CIA, Risen’ın banka hesabı hareketlerini, telefon ve elektronik postalarını izlemeye alırken araştırmaları kapsamında haber kaynağı olarak tespit ettikleri CIA çalışanı Sterling hakkında da “1917 Casusluk Yasası”na muhalefetten dava açılmıştı.

Adalet Bakanlığı da NSA’nın dahil olduğu güvenlik sızıntısının kaynakları hakkında soruşturma başlatırken, gazetecilerin bilinmeyen ulusal güvenlik bilgilerini ifşa etmekten suçlanabilecekleri ima edildi ve basın mensuplarının ismi açıklanmayan kaynaklarını muhafazaları konusu, bu devirde ağır bir formda tartışıldı.

Bush idaresi sırasında mahkemede tabir vermesi ve haber kaynağını açıklaması konusunda baskı gören Risen, Barack Obama devrinde de Sterling’in süren davası kapsamında tıpkı mahkeme davetleri ile gayret etti.

ABD Yüksek Mahkemesine kadar intikal eden hukuk savaşları sırasında Risen, kendisine sunulan mahkemede haber kaynağını açıklamaya yönelik tabir vermek ile mahpus cezası almak seçenekleri ortasında ikincisini tercih ettiğini duyurdu.

Risen, 2015 başında Sterling’in duruşmasına katıldığı sırada tabir vermeyeceğini ve kaynağını açıklamayacağını mahkemede beyan ettikten sonra devrin Adalet Bakanı Eric Holder’ın da takviyesi ile 7 yıl süren çabanın akabinde söz vermekten ve kaynağını açıklama mecburiyetinden muafiyeti onaylandı.

Öte yandan, eski CIA casusu Jeffrey Sterling ise 27 Ocak 2015’te Virginia’daki federal mahkemede görülen duruşmada, New York Times muhabiri James Risen’a CIA’in Tahran idaresinin nükleer programına yönelik yürütülen operasyona ait zımnî bilgileri sızdırmaktan hatalı bulundu ve Mayıs 2015’te 3,5 yıl mahpus cezasına çarptırıldı.
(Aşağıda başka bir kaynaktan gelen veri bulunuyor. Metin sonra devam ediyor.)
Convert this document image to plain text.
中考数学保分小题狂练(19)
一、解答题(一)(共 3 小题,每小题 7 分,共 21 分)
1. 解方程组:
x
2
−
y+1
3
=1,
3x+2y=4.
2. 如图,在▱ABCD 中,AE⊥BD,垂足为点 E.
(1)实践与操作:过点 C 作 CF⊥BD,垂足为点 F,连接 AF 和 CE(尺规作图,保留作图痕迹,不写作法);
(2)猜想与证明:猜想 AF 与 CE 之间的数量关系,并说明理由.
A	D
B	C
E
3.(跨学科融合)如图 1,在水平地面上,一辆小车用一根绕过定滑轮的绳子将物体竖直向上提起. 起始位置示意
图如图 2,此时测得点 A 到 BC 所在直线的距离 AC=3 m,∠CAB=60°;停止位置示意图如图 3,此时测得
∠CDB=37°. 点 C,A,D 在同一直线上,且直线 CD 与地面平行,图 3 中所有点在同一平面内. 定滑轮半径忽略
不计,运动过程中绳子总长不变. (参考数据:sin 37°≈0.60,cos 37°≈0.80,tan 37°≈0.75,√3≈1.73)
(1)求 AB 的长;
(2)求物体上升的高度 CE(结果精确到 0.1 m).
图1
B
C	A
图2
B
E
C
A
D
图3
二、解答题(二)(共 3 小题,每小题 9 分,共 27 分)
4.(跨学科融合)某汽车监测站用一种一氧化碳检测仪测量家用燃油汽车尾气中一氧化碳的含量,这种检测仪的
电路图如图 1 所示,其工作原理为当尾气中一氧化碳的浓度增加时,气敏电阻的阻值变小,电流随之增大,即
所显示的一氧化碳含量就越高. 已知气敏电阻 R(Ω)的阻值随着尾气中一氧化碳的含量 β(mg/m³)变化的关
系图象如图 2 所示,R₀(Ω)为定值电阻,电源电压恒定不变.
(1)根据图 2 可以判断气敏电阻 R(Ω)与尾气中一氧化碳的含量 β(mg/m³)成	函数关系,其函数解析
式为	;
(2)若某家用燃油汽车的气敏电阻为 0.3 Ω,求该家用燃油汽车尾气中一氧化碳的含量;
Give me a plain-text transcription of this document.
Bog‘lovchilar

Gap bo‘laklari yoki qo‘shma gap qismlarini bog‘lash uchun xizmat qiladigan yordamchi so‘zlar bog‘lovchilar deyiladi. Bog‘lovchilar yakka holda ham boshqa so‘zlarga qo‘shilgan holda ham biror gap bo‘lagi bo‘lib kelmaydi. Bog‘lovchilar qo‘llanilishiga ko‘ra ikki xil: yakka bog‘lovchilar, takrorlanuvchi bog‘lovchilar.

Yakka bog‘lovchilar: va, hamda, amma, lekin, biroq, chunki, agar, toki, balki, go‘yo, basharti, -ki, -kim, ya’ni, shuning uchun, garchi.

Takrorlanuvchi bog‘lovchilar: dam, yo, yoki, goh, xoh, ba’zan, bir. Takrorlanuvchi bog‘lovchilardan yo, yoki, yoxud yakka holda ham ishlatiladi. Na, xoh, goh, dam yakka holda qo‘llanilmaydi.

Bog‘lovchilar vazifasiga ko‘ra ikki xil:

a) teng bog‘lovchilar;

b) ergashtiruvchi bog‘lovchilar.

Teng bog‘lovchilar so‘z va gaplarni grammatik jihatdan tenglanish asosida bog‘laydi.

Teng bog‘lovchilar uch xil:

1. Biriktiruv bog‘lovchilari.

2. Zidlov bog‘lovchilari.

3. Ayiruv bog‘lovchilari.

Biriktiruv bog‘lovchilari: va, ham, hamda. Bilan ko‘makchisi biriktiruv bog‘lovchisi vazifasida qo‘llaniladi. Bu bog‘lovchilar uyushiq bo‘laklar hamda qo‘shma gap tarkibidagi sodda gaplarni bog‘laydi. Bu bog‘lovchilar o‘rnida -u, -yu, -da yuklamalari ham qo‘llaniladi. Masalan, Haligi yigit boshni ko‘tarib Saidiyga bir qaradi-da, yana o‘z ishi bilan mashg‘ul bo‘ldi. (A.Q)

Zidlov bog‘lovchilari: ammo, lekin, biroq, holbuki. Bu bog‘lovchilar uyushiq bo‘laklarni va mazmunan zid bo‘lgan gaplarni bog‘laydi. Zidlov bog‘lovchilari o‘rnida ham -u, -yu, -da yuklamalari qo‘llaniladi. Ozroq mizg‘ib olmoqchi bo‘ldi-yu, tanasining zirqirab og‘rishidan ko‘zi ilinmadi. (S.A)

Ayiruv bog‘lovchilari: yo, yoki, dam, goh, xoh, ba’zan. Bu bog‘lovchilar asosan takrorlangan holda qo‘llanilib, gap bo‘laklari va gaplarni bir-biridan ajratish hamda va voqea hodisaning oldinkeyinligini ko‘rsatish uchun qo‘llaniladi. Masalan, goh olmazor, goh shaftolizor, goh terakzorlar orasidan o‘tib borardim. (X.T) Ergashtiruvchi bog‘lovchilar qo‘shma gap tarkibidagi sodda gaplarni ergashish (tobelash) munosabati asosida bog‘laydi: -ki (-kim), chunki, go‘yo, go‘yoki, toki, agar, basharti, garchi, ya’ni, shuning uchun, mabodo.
İfşada bulunanları müdafaa kanunu göz gerisi ediliyor

ABD’de ifşada bulunanların desteklenmesi ve korunmasıyla ilgili İfşaatçıları Müdafaa Kanunu da bulunurken yasanın ulusal güvenlikle ilgili bahislerde ise göz arkası edildiği ileri sürülüyor.

1989’da çıkarılan ilgili kanun, insan hakları ihlalleri, makus idare, kaynakların boşa harcanması, vazifesi berbata kullanma, kamu sıhhati ve güvenliğini tehdit ve kanuna alışılmamış faaliyetler mevzularında makul kanıtlarla yapılan ifşaatlarda, kanun önünde dokunulmazlık sağladığı üzere, işten atılma, baskı ve tehdit üzere iş veren tarafından gelebilecek misillemelere karşı da ifşada bulunanı koruyor.